Ricardo Boechat – Espalhem Suas Cinzas

Ontem foi cremado o corpo de Ricardo Boechat. Suas cinzas recolhidas eu gostaria que fossem espalhadas sobre nosso país, sobre o mundo. O que faço aqui, contudo, é analogia, é poesia. Mas que bom seria se pudéssemos fazer sobreviver sua inteligência, sua sabedoria... Que não ficássemos apenas na saudade e lamentando o vazio que ele deixou. Que bom seria se uma partícula de decência atingisse a essência de muita gente desta nação. Que um tantinho de pó de justiça caísse no coração de algumas pessoas sem noção, que se limitam a uma vida sem sentido e se alimentam da miséria de tantas outras. Não me leve a mal se, no entanto, me inspiro no jornalista que não quis ser santo, mas foi profeta pautando sua vida na verdade, compondo sua história com sinceridade e proclamando com responsabilidade o que não podia ficar escondido. Que as cinzas desse homem comedido fizesse equilibrar a mente de tanta gente desajuizada, fizesse purificar tantas opiniões desiquilibradas. Que o vento forte soprasse as cinzas da verdade em um mundo de falsidades. Que outros também tivessem a coragem de ser viventes e não apenas coniventes desse jogo espúrio do “toma lá da cá: Diz o que quero e um presentinho vai ganhar”.

Que a cinza atingisse até irmãos que insistem em religião destituída de amor, que clamam a Deus Senhor, mas desrespeitam os outros sem nenhum pudor. Alguém poderia contra argumentar esta minha reflexão: “Mas tem valor os restos mortais de um homem sem igreja?” “Que pode valer uma vida que o céu não almeja?” E eu respondo com carinho: sem igreja, mas não sem crença, não buscando o céu, mas fazendo a diferença.
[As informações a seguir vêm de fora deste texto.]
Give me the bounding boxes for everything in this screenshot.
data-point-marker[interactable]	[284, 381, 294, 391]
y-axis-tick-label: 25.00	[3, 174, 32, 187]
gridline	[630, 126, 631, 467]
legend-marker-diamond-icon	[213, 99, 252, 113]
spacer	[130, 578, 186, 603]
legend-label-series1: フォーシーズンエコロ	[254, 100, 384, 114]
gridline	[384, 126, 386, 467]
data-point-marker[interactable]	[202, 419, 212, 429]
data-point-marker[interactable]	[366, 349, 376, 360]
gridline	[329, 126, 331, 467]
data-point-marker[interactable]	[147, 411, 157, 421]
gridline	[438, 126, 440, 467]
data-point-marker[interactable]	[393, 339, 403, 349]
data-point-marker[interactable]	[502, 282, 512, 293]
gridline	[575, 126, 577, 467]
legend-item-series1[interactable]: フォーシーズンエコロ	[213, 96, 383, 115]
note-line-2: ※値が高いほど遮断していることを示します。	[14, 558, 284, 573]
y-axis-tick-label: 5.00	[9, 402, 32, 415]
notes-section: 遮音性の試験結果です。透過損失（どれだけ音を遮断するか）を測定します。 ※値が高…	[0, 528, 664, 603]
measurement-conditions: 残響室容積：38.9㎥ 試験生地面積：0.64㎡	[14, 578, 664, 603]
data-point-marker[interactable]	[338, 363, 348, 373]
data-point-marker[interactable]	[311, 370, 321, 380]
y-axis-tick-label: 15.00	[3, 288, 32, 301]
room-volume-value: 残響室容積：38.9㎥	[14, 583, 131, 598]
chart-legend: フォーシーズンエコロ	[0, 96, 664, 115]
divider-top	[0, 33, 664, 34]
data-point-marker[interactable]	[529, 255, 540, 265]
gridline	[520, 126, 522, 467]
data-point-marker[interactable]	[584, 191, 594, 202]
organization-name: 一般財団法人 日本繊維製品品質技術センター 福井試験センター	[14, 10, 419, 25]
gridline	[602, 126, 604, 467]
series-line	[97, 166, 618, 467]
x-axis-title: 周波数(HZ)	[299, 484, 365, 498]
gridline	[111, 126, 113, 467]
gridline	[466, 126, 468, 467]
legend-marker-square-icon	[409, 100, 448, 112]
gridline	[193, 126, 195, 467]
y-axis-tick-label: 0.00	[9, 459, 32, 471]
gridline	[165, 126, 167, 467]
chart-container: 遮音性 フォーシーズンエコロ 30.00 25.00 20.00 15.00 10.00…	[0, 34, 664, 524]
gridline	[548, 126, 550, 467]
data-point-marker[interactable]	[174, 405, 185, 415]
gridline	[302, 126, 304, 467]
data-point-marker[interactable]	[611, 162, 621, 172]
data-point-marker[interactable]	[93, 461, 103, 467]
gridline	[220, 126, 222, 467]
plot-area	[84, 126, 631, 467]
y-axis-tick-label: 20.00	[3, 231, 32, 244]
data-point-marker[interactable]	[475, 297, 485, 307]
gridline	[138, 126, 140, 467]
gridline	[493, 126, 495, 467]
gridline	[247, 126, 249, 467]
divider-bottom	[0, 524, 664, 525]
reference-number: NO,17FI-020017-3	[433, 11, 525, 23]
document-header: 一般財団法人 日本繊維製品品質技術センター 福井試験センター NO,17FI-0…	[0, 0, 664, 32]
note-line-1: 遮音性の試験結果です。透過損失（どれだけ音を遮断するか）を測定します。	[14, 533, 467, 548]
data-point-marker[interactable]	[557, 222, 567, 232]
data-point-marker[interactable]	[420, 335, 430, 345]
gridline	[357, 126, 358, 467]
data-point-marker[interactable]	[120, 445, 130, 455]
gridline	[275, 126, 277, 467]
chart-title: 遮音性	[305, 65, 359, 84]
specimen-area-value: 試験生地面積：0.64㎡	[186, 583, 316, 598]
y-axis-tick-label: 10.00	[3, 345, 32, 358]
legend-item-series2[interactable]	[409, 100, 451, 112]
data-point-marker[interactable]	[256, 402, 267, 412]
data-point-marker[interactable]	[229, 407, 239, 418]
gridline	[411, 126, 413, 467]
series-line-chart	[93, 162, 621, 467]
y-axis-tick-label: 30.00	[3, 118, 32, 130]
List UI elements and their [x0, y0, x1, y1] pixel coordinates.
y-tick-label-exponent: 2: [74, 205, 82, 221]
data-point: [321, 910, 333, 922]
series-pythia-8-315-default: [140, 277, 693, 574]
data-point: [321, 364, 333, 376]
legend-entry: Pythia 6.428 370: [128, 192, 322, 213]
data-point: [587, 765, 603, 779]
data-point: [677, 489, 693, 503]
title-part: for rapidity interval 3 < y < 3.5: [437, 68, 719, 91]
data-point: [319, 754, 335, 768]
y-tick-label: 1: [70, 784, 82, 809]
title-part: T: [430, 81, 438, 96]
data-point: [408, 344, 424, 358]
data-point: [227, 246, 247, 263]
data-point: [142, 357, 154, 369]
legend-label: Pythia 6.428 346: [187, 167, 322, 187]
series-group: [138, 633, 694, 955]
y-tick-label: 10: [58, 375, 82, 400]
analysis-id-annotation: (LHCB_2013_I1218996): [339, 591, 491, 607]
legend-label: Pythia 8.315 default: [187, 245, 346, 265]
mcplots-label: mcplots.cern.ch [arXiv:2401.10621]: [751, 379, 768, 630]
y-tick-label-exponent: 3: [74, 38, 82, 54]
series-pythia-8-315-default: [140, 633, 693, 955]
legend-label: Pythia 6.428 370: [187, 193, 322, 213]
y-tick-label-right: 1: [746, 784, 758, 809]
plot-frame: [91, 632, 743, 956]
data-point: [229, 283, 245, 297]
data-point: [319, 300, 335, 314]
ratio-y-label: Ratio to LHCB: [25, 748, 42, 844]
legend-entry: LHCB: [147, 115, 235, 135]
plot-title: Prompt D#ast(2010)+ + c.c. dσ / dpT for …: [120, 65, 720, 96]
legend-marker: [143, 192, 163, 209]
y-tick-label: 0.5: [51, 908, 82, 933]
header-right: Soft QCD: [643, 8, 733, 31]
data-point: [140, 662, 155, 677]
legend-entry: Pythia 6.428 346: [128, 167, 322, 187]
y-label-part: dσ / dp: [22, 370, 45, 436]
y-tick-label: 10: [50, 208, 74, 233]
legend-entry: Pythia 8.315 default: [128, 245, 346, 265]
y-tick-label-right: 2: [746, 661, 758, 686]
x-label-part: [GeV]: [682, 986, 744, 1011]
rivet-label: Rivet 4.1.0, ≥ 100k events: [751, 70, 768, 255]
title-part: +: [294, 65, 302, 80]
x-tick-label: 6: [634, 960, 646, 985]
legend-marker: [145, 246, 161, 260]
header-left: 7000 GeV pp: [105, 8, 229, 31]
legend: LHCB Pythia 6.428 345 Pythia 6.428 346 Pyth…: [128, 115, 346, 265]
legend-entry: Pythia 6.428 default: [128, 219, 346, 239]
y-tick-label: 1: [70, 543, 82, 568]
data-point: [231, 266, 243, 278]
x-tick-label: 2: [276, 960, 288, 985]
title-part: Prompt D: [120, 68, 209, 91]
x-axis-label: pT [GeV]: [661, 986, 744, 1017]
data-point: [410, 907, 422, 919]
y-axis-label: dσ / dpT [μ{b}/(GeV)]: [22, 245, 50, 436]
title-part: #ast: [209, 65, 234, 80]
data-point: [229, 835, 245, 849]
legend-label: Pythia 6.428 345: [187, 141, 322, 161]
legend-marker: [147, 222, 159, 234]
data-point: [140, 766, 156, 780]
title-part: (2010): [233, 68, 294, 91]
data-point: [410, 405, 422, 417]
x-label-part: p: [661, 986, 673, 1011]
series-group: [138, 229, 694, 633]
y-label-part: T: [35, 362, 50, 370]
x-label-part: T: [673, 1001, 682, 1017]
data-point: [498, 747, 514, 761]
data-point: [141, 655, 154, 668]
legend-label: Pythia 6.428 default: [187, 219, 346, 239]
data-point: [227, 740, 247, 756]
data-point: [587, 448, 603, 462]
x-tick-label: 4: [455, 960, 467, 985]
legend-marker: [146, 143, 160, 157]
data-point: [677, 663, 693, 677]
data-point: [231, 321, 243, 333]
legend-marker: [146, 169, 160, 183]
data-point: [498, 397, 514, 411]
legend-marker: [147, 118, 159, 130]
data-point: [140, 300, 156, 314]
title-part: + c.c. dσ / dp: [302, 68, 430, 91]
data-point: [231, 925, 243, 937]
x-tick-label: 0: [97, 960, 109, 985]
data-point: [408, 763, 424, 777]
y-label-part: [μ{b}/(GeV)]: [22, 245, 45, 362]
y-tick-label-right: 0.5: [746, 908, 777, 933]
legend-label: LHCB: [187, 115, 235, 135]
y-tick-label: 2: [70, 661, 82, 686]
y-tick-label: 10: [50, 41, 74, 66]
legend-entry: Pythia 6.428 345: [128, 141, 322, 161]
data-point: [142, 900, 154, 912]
Sem doutrina talvez, mas não sem fé. Sem missa ou culto, por sua vez, tem razão, mas falando da vida como ela é.

Espalhem-se suas cinzas sobre o Brasil, pois este país precisa de sabedoria, justiça, sinceridade, amizade, ética, verdade. Espalhem-se suas cinzas pulverizando fanatismo, preconceito, opiniões parciais, ideias injustas. Espalhem-se suas cinzas contagiando o país de doçura, humildade, alegria, ternura. Espalhem-se suas cinzas! Cinzas de um homem que foi profissional, colega, professor, formador, amigo, pai, esposo, mas sobretudo ser humano.